Von der hochmittelalterlichen Befestigung des städtischen Areals (bzw. von Teilen davon) haben wir sporadisch Zeugnis seit dem späten 10. Jahrhundert. Die auch symbolische Bedeutung der Stadtmauer, welche einen eigenen Rechts- und Wehrraum markierte, spiegelt sich auf den Siegeldarstellungen seit dem ausgehenden Hochmittelalter. Der berühmte Seldplan (1521) in Tradition oberitalienischer Stadtansichten zeigt dann eine mit über 100 Türmen bestückte Stadtmauer und fasst Augsburg in Kategorien europäischer Großkommunen. In den Folgejahrzehnten gab es diverse Umbauten und Modernisierungen, die 1632 in der von den Schweden beauftragten Anlage von Ravelins gipfelten (womit allerdings nur begonnen wurde).
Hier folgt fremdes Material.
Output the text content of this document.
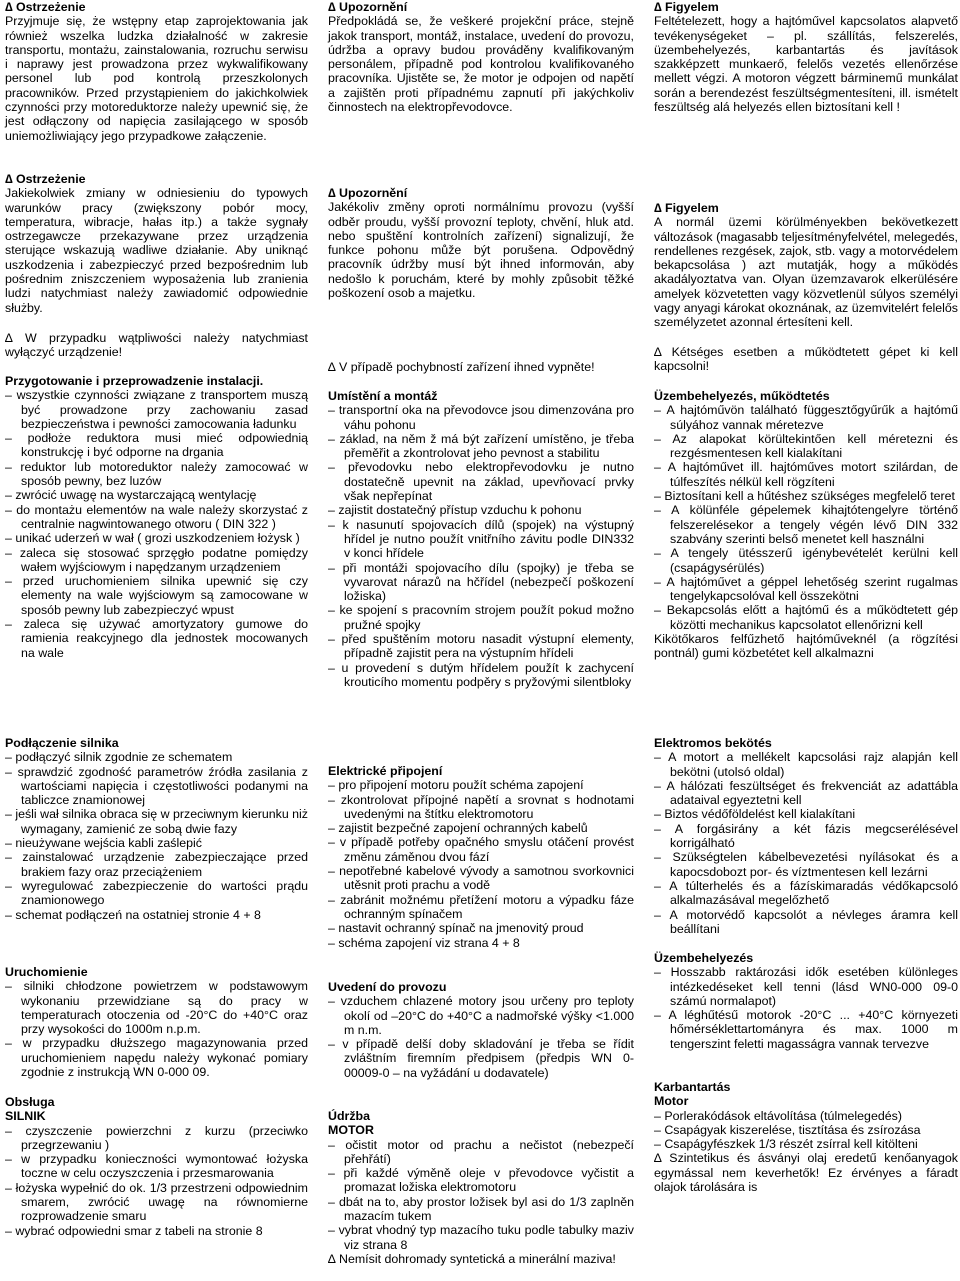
∆ Ostrzeżenie

Przyjmuje się, że wstępny etap zaprojektowania jak również wszelka ludzka działalność w zakresie transportu, montażu, zainstalowania, rozruchu serwisu i naprawy jest prowadzona przez wykwalifikowany personel lub pod kontrolą przeszkolonych pracowników. Przed przystąpieniem do jakichkolwiek czynności przy motoreduktorze należy upewnić się, że jest odłączony od napięcia zasilającego w sposób uniemożliwiający jego przypadkowe załączenie.

∆ Ostrzeżenie

Jakiekolwiek zmiany w odniesieniu do typowych warunków pracy (zwiększony pobór mocy, temperatura, wibracje, hałas itp.) a także sygnały ostrzegawcze przekazywane przez urządzenia sterujące wskazują wadliwe działanie. Aby uniknąć uszkodzenia i zabezpieczyć przed bezpośrednim lub pośrednim zniszczeniem wyposażenia lub zranienia ludzi natychmiast należy zawiadomić odpowiednie służby.

∆ W przypadku wątpliwości należy natychmiast wyłączyć urządzenie!

Przygotowanie i przeprowadzenie instalacji.

– wszystkie czynności związane z transportem muszą być prowadzone przy zachowaniu zasad bezpieczeństwa i pewności zamocowania ładunku

– podłoże reduktora musi mieć odpowiednią konstrukcję i być odporne na drgania

– reduktor lub motoreduktor należy zamocować w sposób pewny, bez luzów

– zwrócić uwagę na wystarczającą wentylację

– do montażu elementów na wale należy skorzystać z centralnie nagwintowanego otworu ( DIN 322 )

– unikać uderzeń w wał ( grozi uszkodzeniem łożysk )

– zaleca się stosować sprzęgło podatne pomiędzy wałem wyjściowym i napędzanym urządzeniem

– przed uruchomieniem silnika upewnić się czy elementy na wale wyjściowym są zamocowane w sposób pewny lub zabezpieczyć wpust

– zaleca się używać amortyzatory gumowe do ramienia reakcyjnego dla jednostek mocowanych na wale

Podłączenie silnika

– podłączyć silnik zgodnie ze schematem

– sprawdzić zgodność parametrów źródła zasilania z wartościami napięcia i częstotliwości podanymi na tabliczce znamionowej

– jeśli wał silnika obraca się w przeciwnym kierunku niż wymagany, zamienić ze sobą dwie fazy

– nieużywane wejścia kabli zaślepić

– zainstalować urządzenie zabezpieczające przed brakiem fazy oraz przeciążeniem

– wyregulować zabezpieczenie do wartości prądu znamionowego

– schemat podłączeń na ostatniej stronie 4 + 8

Uruchomienie

– silniki chłodzone powietrzem w podstawowym wykonaniu przewidziane są do pracy w temperaturach otoczenia od -20°C do +40°C oraz przy wysokości do 1000m n.p.m.

– w przypadku dłuższego magazynowania przed uruchomieniem napędu należy wykonać pomiary zgodnie z instrukcją WN 0-000 09.

Obsługa

SILNIK

– czyszczenie powierzchni z kurzu (przeciwko przegrzewaniu )

– w przypadku konieczności wymontować łożyska toczne w celu oczyszczenia i przesmarowania

– łożyska wypełnić do ok. 1/3 przestrzeni odpowiednim smarem, zwrócić uwagę na równomierne rozprowadzenie smaru

– wybrać odpowiedni smar z tabeli na stronie 8

∆ Upozornění

Předpokládá se, že veškeré projekční práce, stejně jakok transport, montáž, instalace, uvedení do provozu, údržba a opravy budou prováděny kvalifikovaným personálem, případně pod kontrolou kvalifikovaného pracovníka. Ujistěte se, že motor je odpojen od napětí a zajištěn proti případnému zapnutí při jakýchkoliv činnostech na elektropřevodovce.

∆ Upozornění

Jakékoliv změny oproti normálnímu provozu (vyšší odběr proudu, vyšší provozní teploty, chvění, hluk atd. nebo spuštění kontrolních zařízení) signalizují, že funkce pohonu může být porušena. Odpovědný pracovník údržby musí být ihned informován, aby nedošlo k poruchám, které by mohly způsobit těžké poškození osob a majetku.

∆ V případě pochybností zařízení ihned vypněte!

Umístění a montáž

– transportní oka na převodovce jsou dimenzována pro váhu pohonu

– základ, na něm ž má být zařízení umístěno, je třeba přeměřit a zkontrolovat jeho pevnost a stabilitu

– převodovku nebo elektropřevodovku je nutno dostatečně upevnit na základ, upevňovací prvky však nepřepínat

– zajistit dostatečný přístup vzduchu k pohonu

– k nasunutí spojovacích dílů (spojek) na výstupný hřídel je nutno použít vnitřního závitu podle DIN332 v konci hřídele

– při montáži spojovacího dílu (spojky) je třeba se vyvarovat nárazů na hčřídel (nebezpečí poškození ložiska)

– ke spojení s pracovním strojem použít pokud možno pružné spojky

– před spuštěním motoru nasadit výstupní elementy, případně zajistit pera na výstupním hřídeli

– u provedení s dutým hřídelem použít k zachycení krouticího momentu podpěry s pryžovými silentbloky

Elektrické připojení

– pro připojení motoru použít schéma zapojení

– zkontrolovat přípojné napětí a srovnat s hodnotami uvedenými na štítku elektromotoru

– zajistit bezpečné zapojení ochranných kabelů

– v případě potřeby opačného smyslu otáčení provést změnu záměnou dvou fází

– nepotřebné kabelové vývody a samotnou svorkovnici utěsnit proti prachu a vodě

– zabránit možnému přetížení motoru a výpadku fáze ochranným spínačem

– nastavit ochranný spínač na jmenovitý proud

– schéma zapojení viz strana 4 + 8

Uvedení do provozu

– vzduchem chlazené motory jsou určeny pro teploty okolí od –20°C do +40°C a nadmořské výšky <1.000 m n.m.

– v případě delší doby skladování je třeba se řídit zvláštním firemním předpisem (předpis WN 0-00009-0 – na vyžádání u dodavatele)

Údržba

MOTOR

– očistit motor od prachu a nečistot (nebezpečí přehřátí)

– při každé výměně oleje v převodovce vyčistit a promazat ložiska elektromotoru

– dbát na to, aby prostor ložisek byl asi do 1/3 zaplněn mazacím tukem

– vybrat vhodný typ mazacího tuku podle tabulky maziv viz strana 8

∆ Nemísit dohromady syntetická a minerální maziva!

∆ Figyelem

Feltételezett, hogy a hajtóművel kapcsolatos alapvető tevékenységeket – pl. szállítás, felszerelés, üzembehelyezés, karbantartás és javítások szakképzett munkaerő, felelős vezetés ellenőrzése mellett végzi. A motoron végzett bárminemű munkálat során a berendezést feszültségmentesíteni, ill. ismételt feszültség alá helyezés ellen biztosítani kell !

∆ Figyelem

A normál üzemi körülményekben bekövetkezett változások (magasabb teljesítményfelvétel, melegedés, rendellenes rezgések, zajok, stb. vagy a motorvédelem bekapcsolása ) azt mutatják, hogy a működés akadályoztatva van. Olyan üzemzavarok elkerülésére amelyek közvetetten vagy közvetlenül súlyos személyi vagy anyagi károkat okoznának, az üzemvitelért felelős személyzetet azonnal értesíteni kell.

∆ Kétséges esetben a működtetett gépet ki kell kapcsolni!

Üzembehelyezés, működtetés

– A hajtóművön található függesztőgyűrűk a hajtómű súlyához vannak méretezve

– Az alapokat körültekintően kell méretezni és rezgésmentesen kell kialakítani

– A hajtóművet ill. hajtóműves motort szilárdan, de túlfeszítés nélkül kell rögzíteni

– Biztosítani kell a hűtéshez szükséges megfelelő teret

– A kölünféle gépelemek kihajtótengelyre történő felszerelésekor a tengely végén lévő DIN 332 szabvány szerinti belső menetet kell használni

– A tengely ütésszerű igénybevételét kerülni kell (csapágysérülés)

– A hajtóművet a géppel lehetőség szerint rugalmas tengelykapcsolóval kell összekötni

– Bekapcsolás előtt a hajtómű és a működtetett gép közötti mechanikus kapcsolatot ellenőrizni kell

Kikötőkaros felfűzhető hajtóműveknél (a rögzítési pontnál) gumi közbetétet kell alkalmazni

Elektromos bekötés

– A motort a mellékelt kapcsolási rajz alapján kell bekötni (utolsó oldal)

– A hálózati feszültséget és frekvenciát az adattábla adataival egyeztetni kell

– Biztos védőföldelést kell kialakítani

– A forgásirány a két fázis megcserélésével korrigálható

– Szükségtelen kábelbevezetési nyílásokat és a kapocsdobozt por- és víztmentesen kell lezárni

– A túlterhelés és a fázískimaradás védőkapcsoló alkalmazásával megelőzhető

– A motorvédő kapcsolót a névleges áramra kell beállítani

Üzembehelyezés

– Hosszabb raktározási idők esetében különleges intézkedéseket kell tenni (lásd WN0-000 09-0 számú normalapot)

– A léghűtésű motorok -20°C ... +40°C környezeti hőmérséklettartományra és max. 1000 m tengerszint feletti magasságra vannak tervezve

Karbantartás

Motor

– Porlerakódások eltávolítása (túlmelegedés)

– Csapágyak kiszerelése, tisztítása és zsírozása

– Csapágyfészkek 1/3 részét zsírral kell kitölteni

∆ Szintetikus és ásványi olaj eredetű kenőanyagok egymással nem keverhetők! Ez érvényes a fáradt olajok tárolására is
Im Spanischen Erbfolgekrieg (1701-1714) kam es zu verschiedenen Beschädigungen, die in einen letzten großen reichsstädtischen Ausbau von 1732 bis 1745 mündeten. Heute sind von der Stadtbefestigung trotz der Schleifung großer Teile nach der Aufhebung der städtischen Festungseigenschaft 1866 stattliche Abschnitte erhalten.

Eine wesentliche bildliche Quelle zur Rekonstruktion des städtebaulichen Wandels sind neben Detailansichten vor allem die seit dem 16. Jahrhundert in relativ dichter Folge erhaltenen Stadt- und Grundrisspläne. Der erwähnte Plan des Goldschmieds Jörg Seld (um 1448–1526/27) zeigt großformatig und in Schrägansicht die städtischen Gebäude. Große Eingriffe in die Gestalt der Stadt führten zu einer erneuten Vermessung, deren Ergebnisse 1602 im Kupferstich Verbreitung fanden. Prunkstück in einer reichen Kette ist dann der Stadtplan von 1626, den der Kupferstecher Wolfgang Kilian (1581–1662) auf acht Platten drucken ließ und der eine detailgenaue Ansicht des vermessenen Raumes wie der damaligen Sicht auf die Reichsstadt bietet. Nachdem Kilian abermals 1660 einen Stadtplan publizierte, ist von den Folgearbeiten vor allem ein Werk des Kupferstechers, Zeichners und Verlegers Matthäus Seutter (1678–1757) aus dem Jahr 1743 zu nennen. Insgesamt sind die Pläne auch wesentliche Quellen für die Technik- und Druckgeschichte der Reichsstadt.    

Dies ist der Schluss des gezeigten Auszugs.